シメールとは
シメールとは、張線器のことで、素手で張るには限界のあるワイヤーやケーブルなどの線やロープを引っ張る工具です。
シメールは、その本体に当たります。また、クランパーは、シメールで張線するワイヤーをしっかりと掴み、張線をアシストする役割を担います。ワイヤーを掴んだ状態で、本体のハンドルを回すことで張線が可能になります。
シメールのスペックは、張線能力と掴線能力に定義されます。張線能力とは引っ張る力のことで、これが弱いと線が弛んでしまいます。掴線能力とは、対象物を掴む力のことで、この値が大きいほど太くて重い、または長い対象物を掴み続けることができます。本体についているハンドルを回すことで、人の何倍もの力でワイヤーを張ることができます。
シメールの使用用途
シメールとは、ワイヤーなどを一時的に固定するための道具です。用途としては、電設架線用、通信ケーブルなどの「張線作業」果樹園などの「棚張り」「フェンス張り」が該当します。
さらに「溶接の仮止め」「荷締め」「重量物の移動」などにも使用します。電設用シメールは、主に電力・電設・通信の「架線作業」に用いられます。園芸用シメールでは「ポールと線の架設」または「線と線の架設」に用います。

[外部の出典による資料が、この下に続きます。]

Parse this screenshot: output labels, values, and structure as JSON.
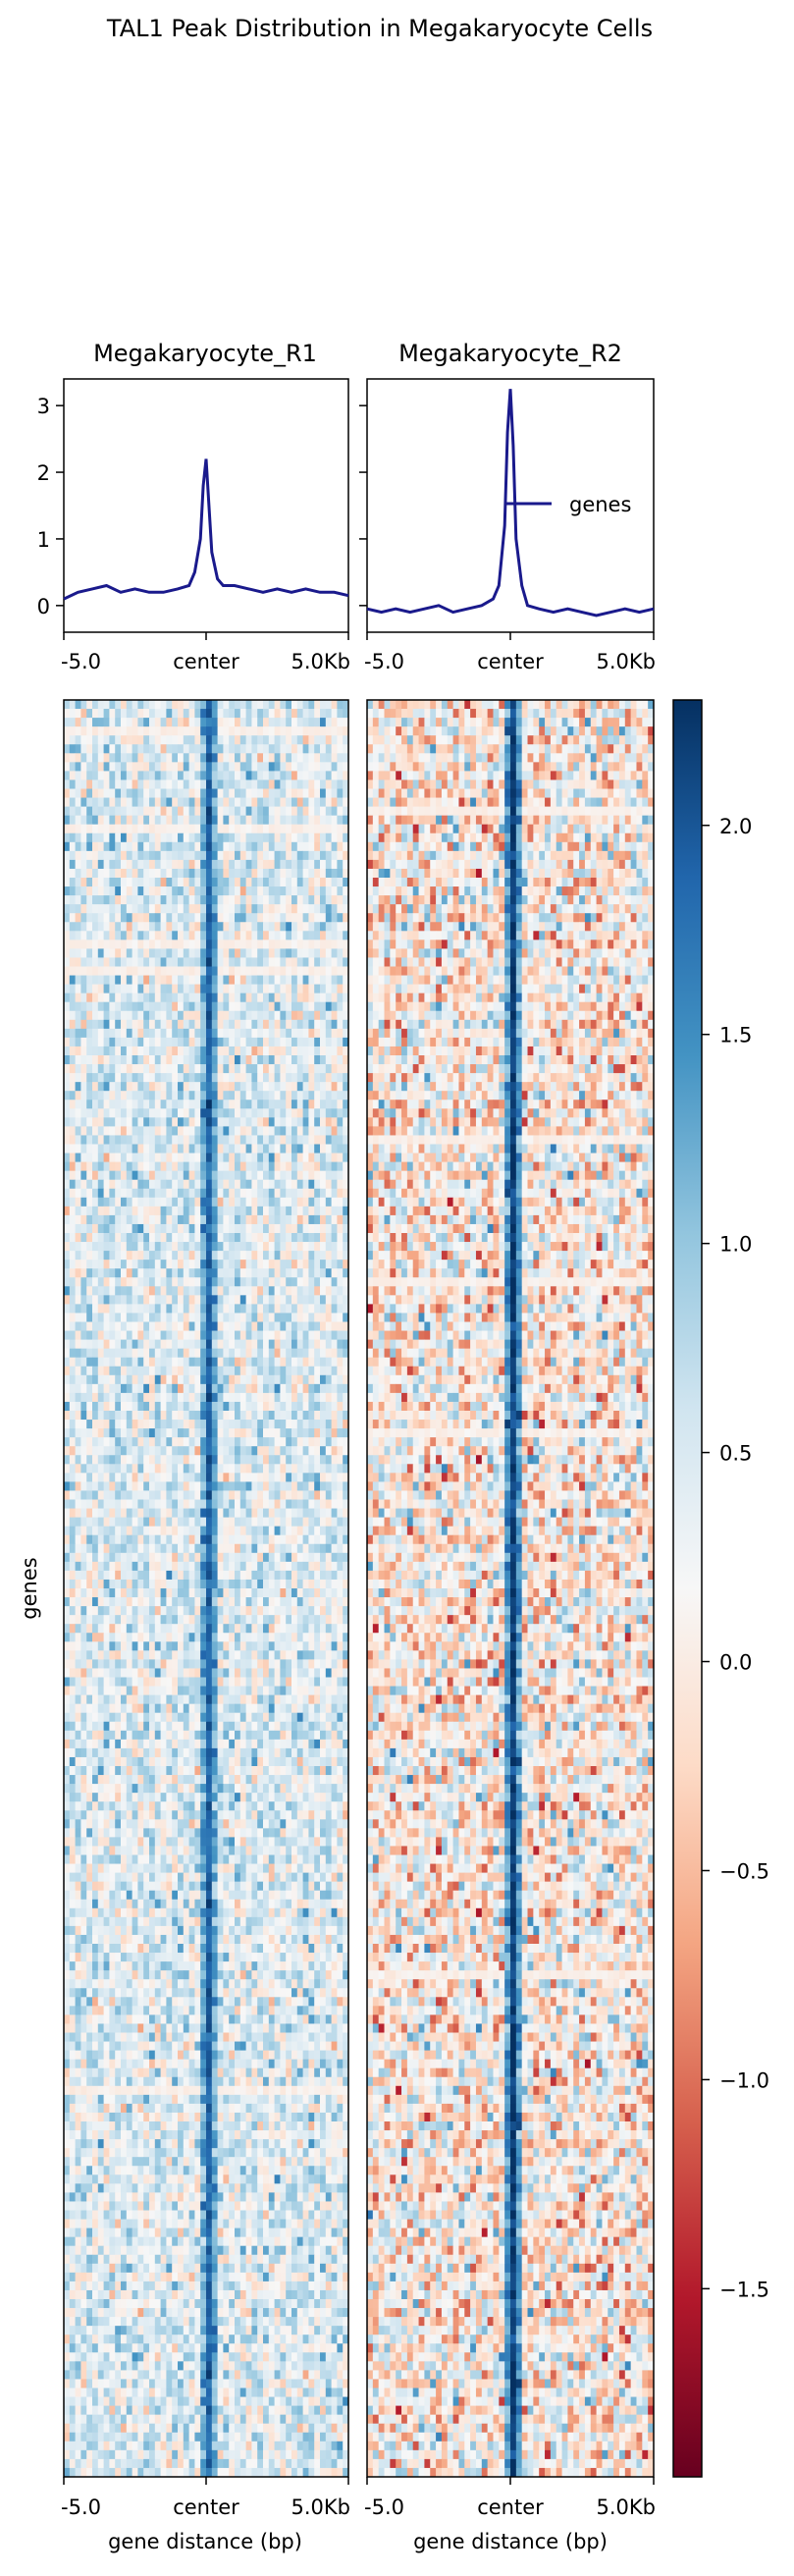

自動車用シメールは「フレームの修正・修理」「重量物の移動」に用いられます。さらには「家起・芯出し作業」などにも使用されています。
シメールの選び方
シメール本体には、サイズや荷重範囲が異なるものがあります。クランパーにも、建築用、電設用、農園用などがあり、組合わせて使用して下さい。
- 掴線器(カムラー)
引っ張る線の太さと引っ張る力によって、選定してください。主に、対象や素材によって適切な種類を選ぶ必要があります。農園でのワイヤー張りなど、最も張力が弱い部類では、5kNで掴線範囲(対象の太さ)は、1mmから10mmとなります。一方、電線張りなどは最大で、100kNで32mmまでのワイヤーを対象とするカムラーがあります。 - 張線力(耐張力)
引っ張る力・持ち上げる力である、張線能力に当たります。主に「5kN」「10kN」「 15kN」仕様があり、引っ張る対象の強度に合わせて選択します。 - 巻ワイヤー
3型から5型まであります。張力の程度により分類されており、張力が弱い部類は3型、以降4型、5型と強い張力が必要な場面に適用されます。 - 巻ベルト
従来はワイヤーが巻かれていましたが、使用頻度が高いとワイヤーの素切れや乱巻きが発生し、安全性や作業性に支障が現れます。そこで改良された巻き方がベルト式で、ワイヤー巻きの懸念を解消してくれます。 - 尻手
尻手ワイヤーを引っ掛ける部位によって、形状を選択してください。一般的な形状は、鉤状のフックですが、中には、フックになっています。 - 絶縁性
電線など通電の危険性がある場合は、絶縁使用である必要があります。素材としては、ナイロン製やFRPと言われる強化プラスチックが適しています。主にハンドル材質、ロープ材質の選定で用いられています。